# Car Insurance Risk Analysis

This notebook analyzes vehicle safety based on insurance claim data across different metrics:
- Collision: Cost index for collision claims
- Comprehensive (Comp): Cost index for comprehensive claims including theft
- DCPD (Direct Compensation Property Damage): Cost index for property damage claims
- AB (Accident Benefits): Frequency index for personal injury claims

In [1]:
import pandas as pd
import numpy as np
import seaborn as sns
import matplotlib.pyplot as plt
from typing import List

# Set style for better visualizations
plt.style.use('seaborn')
sns.set_palette('husl')

In [2]:
# Load and prepare the data
df = pd.read_csv('hcmu_e_2024.csv')

# Clean column names
df.columns = df.columns.str.strip()

# Display basic information about the dataset
print("Dataset Info:")
print(df.info())

print("\nSample of the data:")
print(df.head())

In [3]:
def calculate_safety_score(row):
    """Calculate overall safety score (lower is better)"""
    # Convert missing values to median for each column
    collision = row['Collision'] if pd.notna(row['Collision']) else df['Collision'].median()
    comp = row['Comp'] if pd.notna(row['Comp']) else df['Comp'].median()
    dcpd = row['DCPD'] if pd.notna(row['DCPD']) else df['DCPD'].median()
    ab = row['AB'] if pd.notna(row['AB']) else df['AB'].median()
    
    # Normalize and weight different factors
    # Higher weights for collision and accident benefits as they're more safety-critical
    weights = {
        'collision': 0.35,  # Collision severity
        'comp': 0.15,      # Comprehensive claims
        'dcpd': 0.20,      # Property damage
        'ab': 0.30         # Personal injury
    }
    
    return (
        collision * weights['collision'] +
        comp * weights['comp'] +
        dcpd * weights['dcpd'] +
        ab * weights['ab']
    )

# Calculate safety scores
df['safety_score'] = df.apply(calculate_safety_score, axis=1)

In [4]:
def get_top_safe_vehicles(df: pd.DataFrame, body_style: str, top_n: int = 5) -> pd.DataFrame:
    """Get the top N safest vehicles for a specific body style"""
    style_df = df[df['Body Style'] == body_style].copy()
    return (
        style_df
        .sort_values('safety_score')
        .head(top_n)
        [['Make', 'Model', 'Model Year', 'safety_score', 'Collision', 'Comp', 'DCPD', 'AB']]
    )

# Display top 5 safest vehicles for each body style
for style in df['Body Style'].unique():
    print(f"\nTop 5 Safest {style} Vehicles:")
    print(get_top_safe_vehicles(df, style))

In [5]:
# Visualization 1: Risk Metrics by Body Style
plt.figure(figsize=(12, 6))

metrics = ['Collision', 'Comp', 'DCPD', 'AB']
data_melted = df.melt(id_vars=['Body Style'], value_vars=metrics, var_name='Metric', value_name='Value')

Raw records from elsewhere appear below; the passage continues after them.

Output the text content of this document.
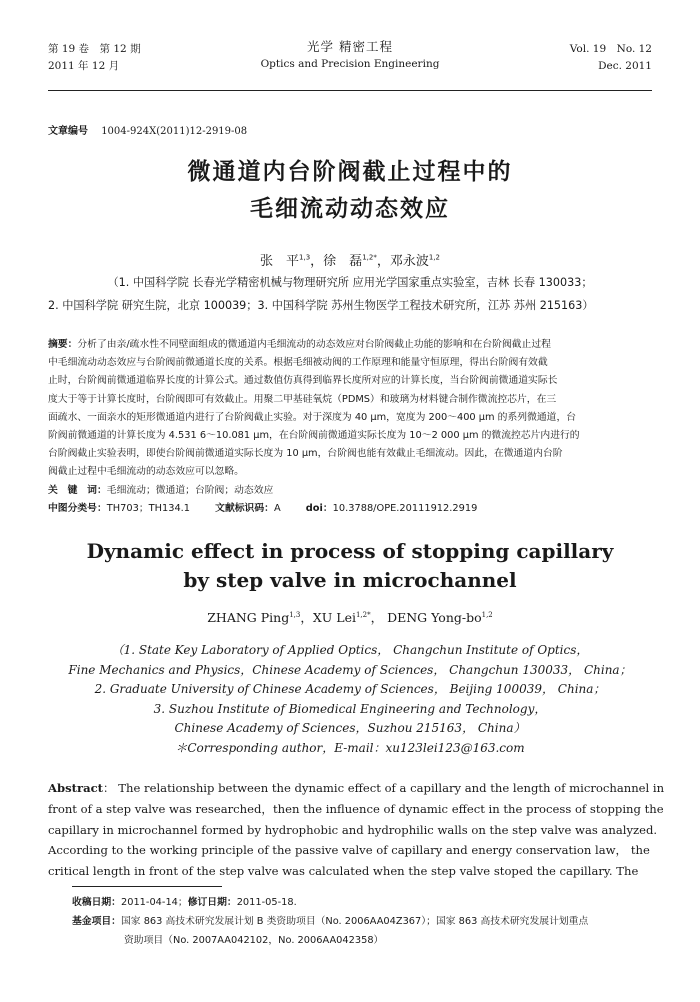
第 19 卷　第 12 期
2011 年 12 月
光学 精密工程
Optics and Precision Engineering
Vol. 19　No. 12
Dec. 2011
文章编号 1004-924X(2011)12-2919-08
微通道内台阶阀截止过程中的
毛细流动动态效应
张　平$^{1,3}$，徐　磊$^{1,2*}$，邓永波$^{1,2}$
（1. 中国科学院 长春光学精密机械与物理研究所 应用光学国家重点实验室，吉林 长春 130033；
2. 中国科学院 研究生院，北京 100039；3. 中国科学院 苏州生物医学工程技术研究所，江苏 苏州 215163）
摘要：分析了由亲/疏水性不同壁面组成的微通道内毛细流动的动态效应对台阶阀截止功能的影响和在台阶阀截止过程
中毛细流动动态效应与台阶阀前微通道长度的关系。根据毛细被动阀的工作原理和能量守恒原理，得出台阶阀有效截
止时，台阶阀前微通道临界长度的计算公式。通过数值仿真得到临界长度所对应的计算长度，当台阶阀前微通道实际长
度大于等于计算长度时，台阶阀即可有效截止。用聚二甲基硅氧烷（PDMS）和玻璃为材料键合制作微流控芯片，在三
面疏水、一面亲水的矩形微通道内进行了台阶阀截止实验。对于深度为 40 μm，宽度为 200～400 μm 的系列微通道，台
阶阀前微通道的计算长度为 4.531 6～10.081 μm，在台阶阀前微通道实际长度为 10～2 000 μm 的微流控芯片内进行的
台阶阀截止实验表明，即使台阶阀前微通道实际长度为 10 μm，台阶阀也能有效截止毛细流动。因此，在微通道内台阶
阀截止过程中毛细流动的动态效应可以忽略。
关　键　词：毛细流动；微通道；台阶阀；动态效应
中图分类号：TH703；TH134.1	文献标识码：A	doi：10.3788/OPE.20111912.2919
Dynamic effect in process of stopping capillary
by step valve in microchannel
ZHANG Ping$^{1,3}$，XU Lei$^{1,2*}$， DENG Yong-bo$^{1,2}$
（1. State Key Laboratory of Applied Optics， Changchun Institute of Optics，
Fine Mechanics and Physics，Chinese Academy of Sciences， Changchun 130033， China；
2. Graduate University of Chinese Academy of Sciences， Beijing 100039， China；
3. Suzhou Institute of Biomedical Engineering and Technology，
Chinese Academy of Sciences，Suzhou 215163， China）
＊Corresponding author，E-mail：xu123lei123@163.com
Abstract： The relationship between the dynamic effect of a capillary and the length of microchannel in
front of a step valve was researched，then the influence of dynamic effect in the process of stopping the
capillary in microchannel formed by hydrophobic and hydrophilic walls on the step valve was analyzed.
According to the working principle of the passive valve of capillary and energy conservation law， the
critical length in front of the step valve was calculated when the step valve stoped the capillary. The
收稿日期：2011-04-14；修订日期：2011-05-18.
基金项目：国家 863 高技术研究发展计划 B 类资助项目（No. 2006AA04Z367）；国家 863 高技术研究发展计划重点
资助项目（No. 2007AA042102，No. 2006AA042358）
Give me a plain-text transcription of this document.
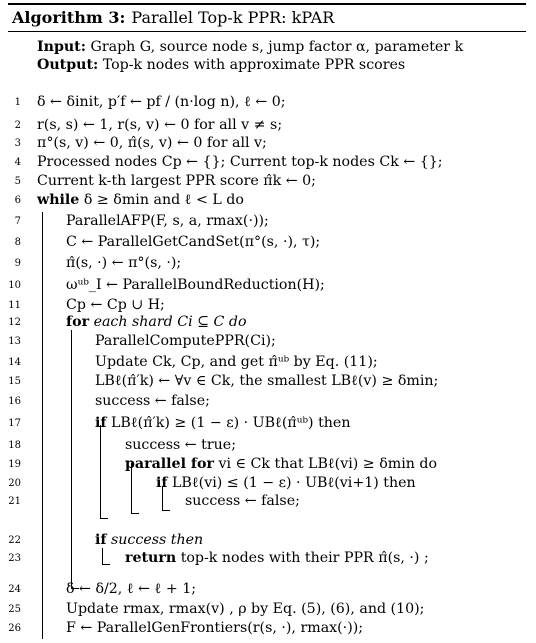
Algorithm 3: Parallel Top-k PPR: kPAR
Input: Graph G, source node s, jump factor α, parameter k
Output: Top-k nodes with approximate PPR scores
1 δ ← δinit, p′f ← pf / (n·log n), ℓ ← 0;
2 r(s, s) ← 1, r(s, v) ← 0 for all v ≠ s;
3 π°(s, v) ← 0, π̂(s, v) ← 0 for all v;
4 Processed nodes Cp ← {}; Current top-k nodes Ck ← {};
5 Current k-th largest PPR score π̂k ← 0;
6 while δ ≥ δmin and ℓ < L do
7	ParallelAFP(F, s, a, rmax(·));
8	C ← ParallelGetCandSet(π°(s, ·), τ);
9	π̂(s, ·) ← π°(s, ·);
10	ωᵘᵇ_I ← ParallelBoundReduction(H);
11	Cp ← Cp ∪ H;
12	for each shard Ci ⊆ C do
13	ParallelComputePPR(Ci);
14	Update Ck, Cp, and get π̂ᵘᵇ by Eq. (11);
15	LBℓ(π̂′k) ← ∀v ∈ Ck, the smallest LBℓ(v) ≥ δmin;
16	success ← false;
17	if LBℓ(π̂′k) ≥ (1 − ε) · UBℓ(π̂ᵘᵇ) then
18	success ← true;
19	parallel for vi ∈ Ck that LBℓ(vi) ≥ δmin do
20	if LBℓ(vi) ≤ (1 − ε) · UBℓ(vi+1) then
21	success ← false;
22	if success then
23	return top-k nodes with their PPR π̂(s, ·) ;
24	δ ← δ/2, ℓ ← ℓ + 1;
25	Update rmax, rmax(v) , ρ by Eq. (5), (6), and (10);
26	F ← ParallelGenFrontiers(r(s, ·), rmax(·));
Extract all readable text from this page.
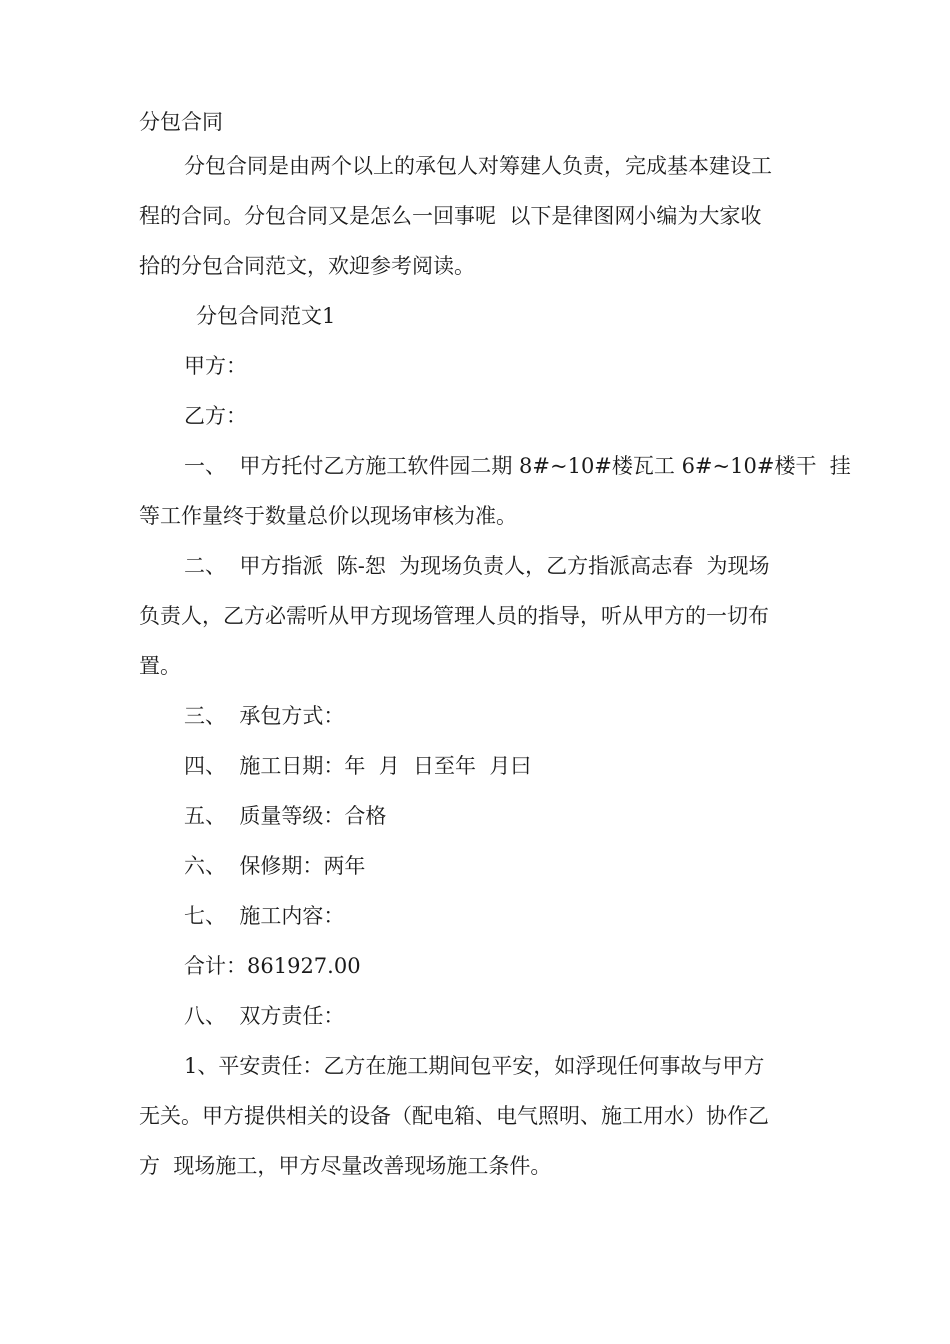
分包合同
分包合同是由两个以上的承包人对筹建人负责，完成基本建设工
程的合同。分包合同又是怎么一回事呢  以下是律图网小编为大家收
拾的分包合同范文，欢迎参考阅读。
分包合同范文1
甲方：
乙方：
一、  甲方托付乙方施工软件园二期 8#~10#楼瓦工 6#~10#楼干  挂
等工作量终于数量总价以现场审核为准。
二、  甲方指派  陈-恕  为现场负责人，乙方指派高志春  为现场
负责人，乙方必需听从甲方现场管理人员的指导，听从甲方的一切布
置。
三、  承包方式：
四、  施工日期：年  月  日至年  月曰
五、  质量等级：合格
六、  保修期：两年
七、  施工内容：
合计：861927.00
八、  双方责任：
1、平安责任：乙方在施工期间包平安，如浮现任何事故与甲方
无关。甲方提供相关的设备（配电箱、电气照明、施工用水）协作乙
方  现场施工，甲方尽量改善现场施工条件。
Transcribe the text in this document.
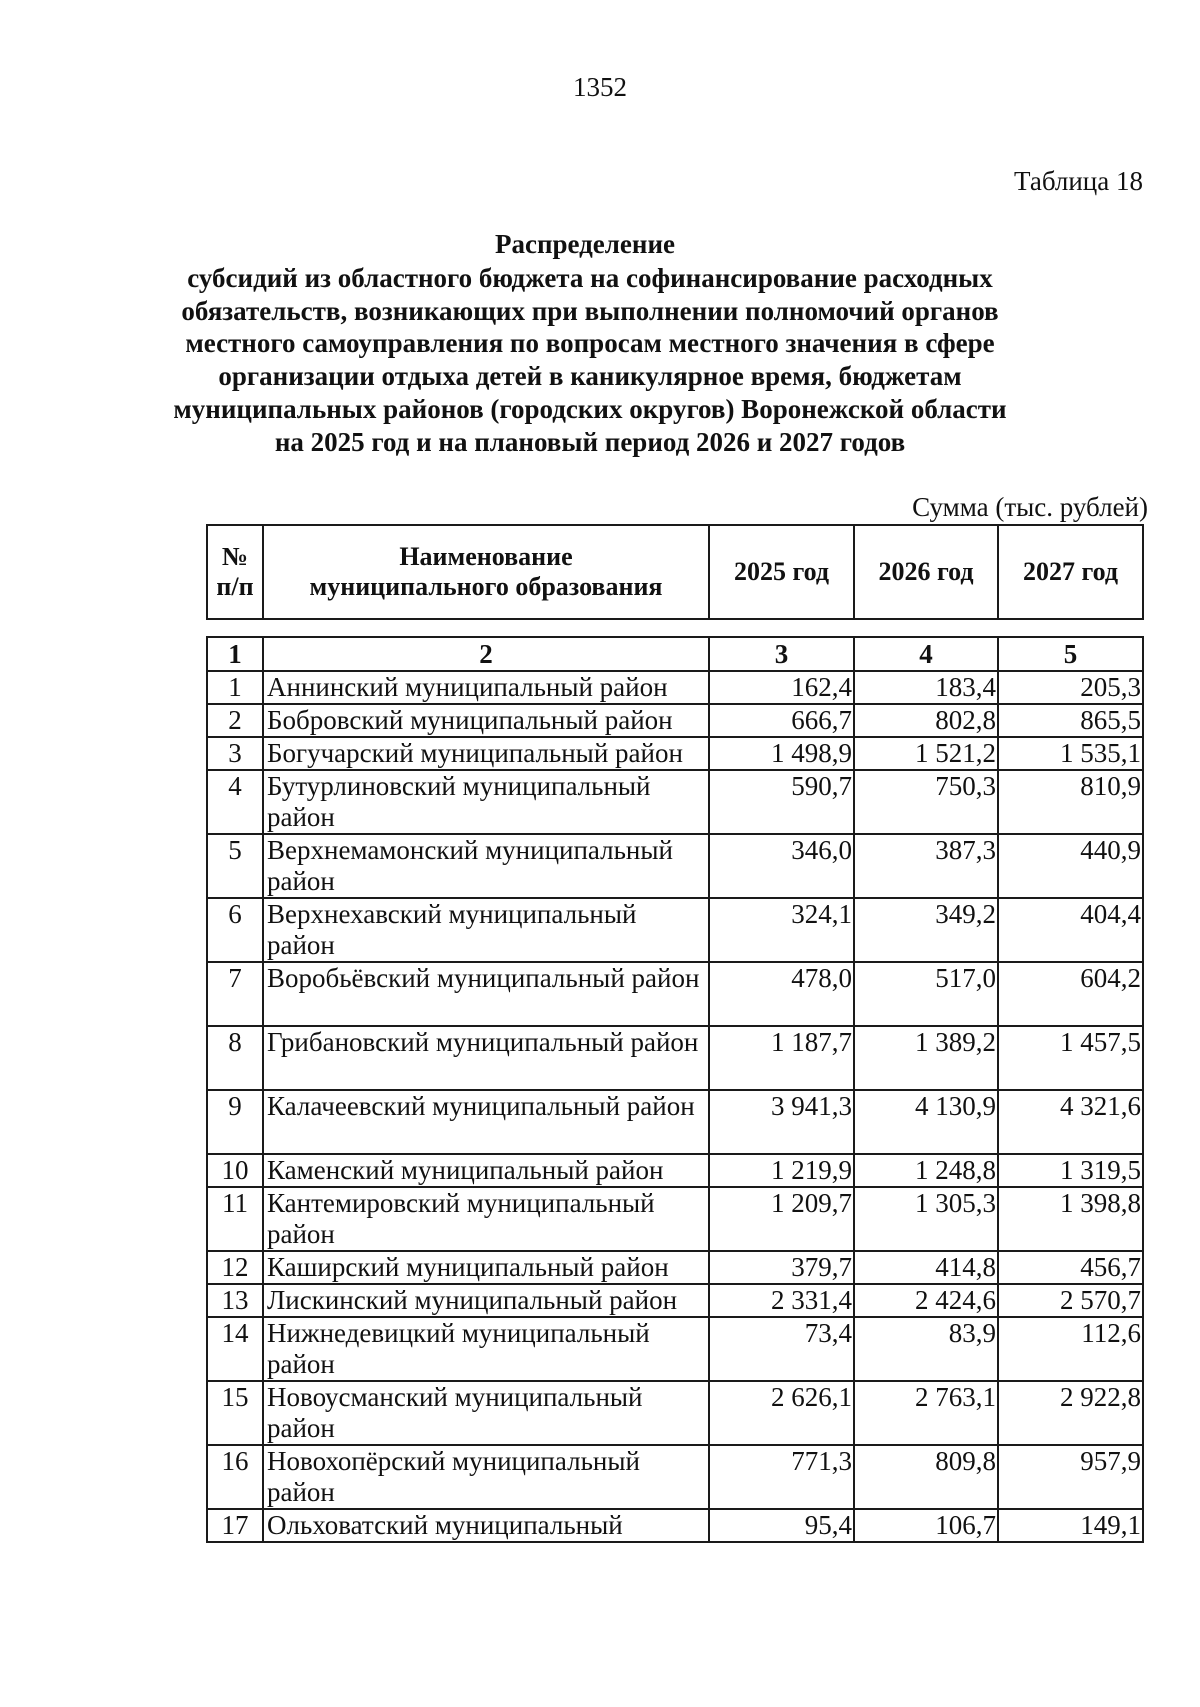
1352
Таблица 18
Распределение
субсидий из областного бюджета на софинансирование расходных
обязательств, возникающих при выполнении полномочий органов
местного самоуправления по вопросам местного значения в сфере
организации отдыха детей в каникулярное время, бюджетам
муниципальных районов (городских округов) Воронежской области
на 2025 год и на плановый период 2026 и 2027 годов
Сумма (тыс. рублей)
№ п/п	Наименование муниципального образования	2025 год	2026 год	2027 год
1	2	3	4	5
1	Аннинский муниципальный район	162,4	183,4	205,3
2	Бобровский муниципальный район	666,7	802,8	865,5
3	Богучарский муниципальный район	1 498,9	1 521,2	1 535,1
4	Бутурлиновский муниципальный район	590,7	750,3	810,9
5	Верхнемамонский муниципальный район	346,0	387,3	440,9
6	Верхнехавский муниципальный район	324,1	349,2	404,4
7	Воробьёвский муниципальный район	478,0	517,0	604,2
8	Грибановский муниципальный район	1 187,7	1 389,2	1 457,5
9	Калачеевский муниципальный район	3 941,3	4 130,9	4 321,6
10	Каменский муниципальный район	1 219,9	1 248,8	1 319,5
11	Кантемировский муниципальный район	1 209,7	1 305,3	1 398,8
12	Каширский муниципальный район	379,7	414,8	456,7
13	Лискинский муниципальный район	2 331,4	2 424,6	2 570,7
14	Нижнедевицкий муниципальный район	73,4	83,9	112,6
15	Новоусманский муниципальный район	2 626,1	2 763,1	2 922,8
16	Новохопёрский муниципальный район	771,3	809,8	957,9
17	Ольховатский муниципальный	95,4	106,7	149,1
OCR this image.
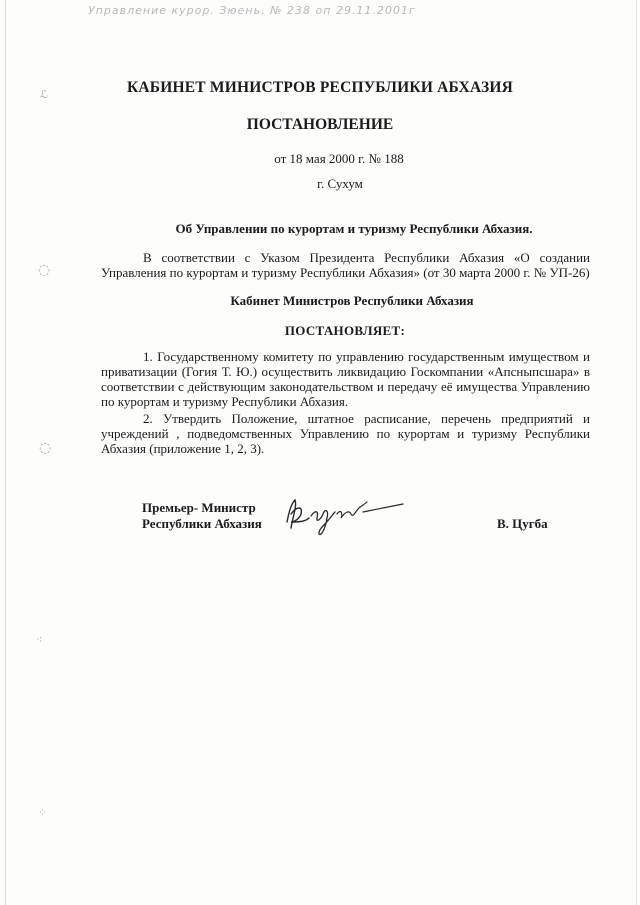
Управление курор. Зюень. № 238 оп 29.11.2001г
ℒ
◌
◌
⁖
⁘
КАБИНЕТ МИНИСТРОВ РЕСПУБЛИКИ АБХАЗИЯ
ПОСТАНОВЛЕНИЕ
от 18 мая 2000 г. № 188
г. Сухум
Об Управлении по курортам и туризму Республики Абхазия.
В соответствии с Указом Президента Республики Абхазия «О создании Управления по курортам и туризму Республики Абхазия» (от 30 марта 2000 г. № УП-26)
Кабинет Министров Республики Абхазия
ПОСТАНОВЛЯЕТ:
1. Государственному комитету по управлению государственным имуществом и приватизации (Гогия Т. Ю.) осуществить ликвидацию Госкомпании «Апсныпсшара» в соответствии с действующим законодательством и передачу её имущества Управлению по курортам и туризму Республики Абхазия.
2. Утвердить Положение, штатное расписание, перечень предприятий и учреждений , подведомственных Управлению по курортам и туризму Республики Абхазия (приложение 1, 2, 3).
Премьер- Министр
Республики Абхазия	В. Цугба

sns.boxplot(x='Body Style', y='Value', hue='Metric', data=data_melted)
plt.title('Risk Metrics Distribution by Body Style')
plt.xticks(rotation=45)
plt.tight_layout()
plt.show()

In [6]:
# Visualization 2: Safety Score Trends Over Years
plt.figure(figsize=(12, 6))

yearly_avg = df.groupby(['Model Year', 'Body Style'])['safety_score'].mean().unstack()

for style in yearly_avg.columns:
    plt.plot(yearly_avg.index, yearly_avg[style], marker='o', label=style)

plt.title('Average Safety Score Trends by Body Style')
plt.xlabel('Model Year')
plt.ylabel('Average Safety Score (lower is better)')
plt.legend(title='Body Style')
plt.grid(True)
plt.tight_layout()
plt.show()

In [7]:
# Analysis of Make Performance
make_analysis = df.groupby('Make').agg({
    'safety_score': 'mean',
    'Collision': 'mean',
    'Comp': 'mean',
    'DCPD': 'mean',
    'AB': 'mean',
    'Model': 'count'
}).round(2)

make_analysis = make_analysis.rename(columns={'Model': 'Number of Models'})
make_analysis = make_analysis.sort_values('safety_score')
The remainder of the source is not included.